Get your bookworm on with a rotating roster of, um, bookworms. Including Jenna Todd & Suri Reddy from Time Out Bookstore, bringing us a different book to talk about each week.
Jenna has just finished up at the Auckland Writer's Festival, and is still digesting it all, so today she's reviewing Ruby Porter's Attraction, which was launched on Saturday. Attraction tells the story of a road trip through Aotearoa, the significance of the land we live on and colonial history, and the shifting of relationships in the narrators life. As this story weaves through past, and present, Jenna reckons this is one very relatable novel that you don't wanna miss out on.
Kiran's been hyped about this one for months and it rocks her socks. Dead People I have Known by Shayne Carter has been highly anticipated, and lucky for us here in Tāmaki Makaurau Shayne is talking as a part of the Auckland Writers Festival, get your tickets here.
Jenna joins Rachel to talk about the a book inspired the rise and fall story of bands, Daisy Jones and the Six is the fiction version of this narrative. A novel built out of interviews with the fictional bands and song lyrics, Jenna reckons this is something you'll pick up and won't put down.
Kiran's prepping for Auckland big Writer's Festival, and in theme with this upcoming celebration of novels, we're talking America Is Not the Heartby Elaine Castillo. Kiran will be hosting this talk so grab yourself a copy, get reading and go check it out.
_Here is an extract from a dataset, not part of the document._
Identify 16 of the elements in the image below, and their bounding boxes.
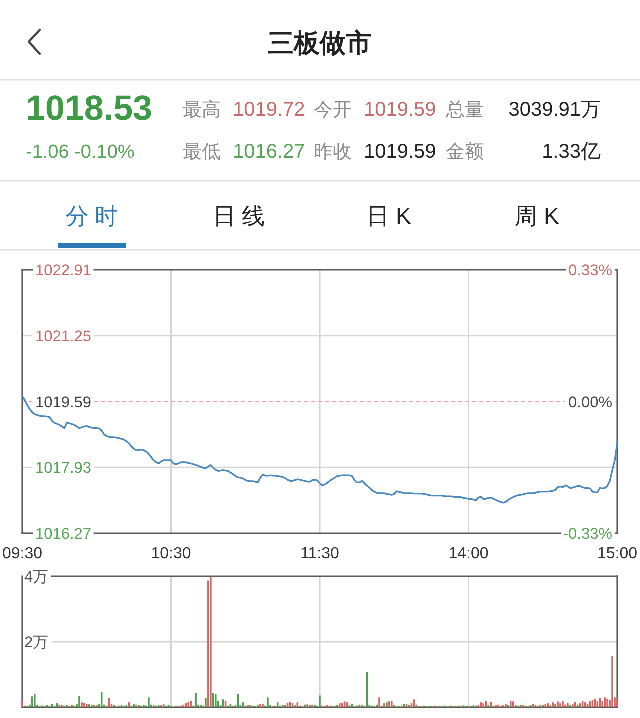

Who's excited for Auckland Writers Festival?! We are! Especially Jenna, and luckily we're joined by Anne O'Brien to run us through the line-up, she reckons there's someone for everyone to see. From boomers to the millennials, it's time to sort yr timetable out and get your tickets.
Kiran reckons Tess will like this one, The New Me, by Halle Butler is of similar manner to the very popular My Year of Rest and Relaxation, by Ottessa Moshfegh. Perhaps even better? The New Me follows Millie in what she describes as her dull existance, but will Millie find a new and enriched life? Stay tuned.
Jenna brings in the book that got her out of a reading funk, The Library Book by Susan Orlean, this novel records the LA Public Library fire as well as the larger role that libraries play in our lives. Who doesn't like a book about the wholesome instituiton that is libraries?
Kiran's got a memoir this week, Tracey Thorn's Another Planet - A Teenager in Suburbia consists of a number of diary entries she is reflecting on. The novel narrates the mudane life of growing up, teenagehood and discovering punk-rock, from suburbia.
Jenna's in studio and here to talk about few of her favourite Muslim authors. Home Fire by Kamila Shamsie won the Women's Prize for Fiction in 2018 and was longlisted for the Man Booker Prize in 2017, and was one of Jenna's personal favourites, as well as some special mentions, The Things I Would Tell You - Writings by British Muslim Women, edited by Sabrina Mahfouz, and No Country Woman by Zoya Patel. Jenna says reading's special in how it helps you with see things from other people's perspectives and cultures.
Kiran's got a real page turner this week, The Wall by John Lanchester is Time Out's Book of the Month for March. Looking forwards to a dystopia reality where climate change is in full force, this thrilling new novel is about why the young are right to hate the old. And as Kiran said, Tess already can't put it down.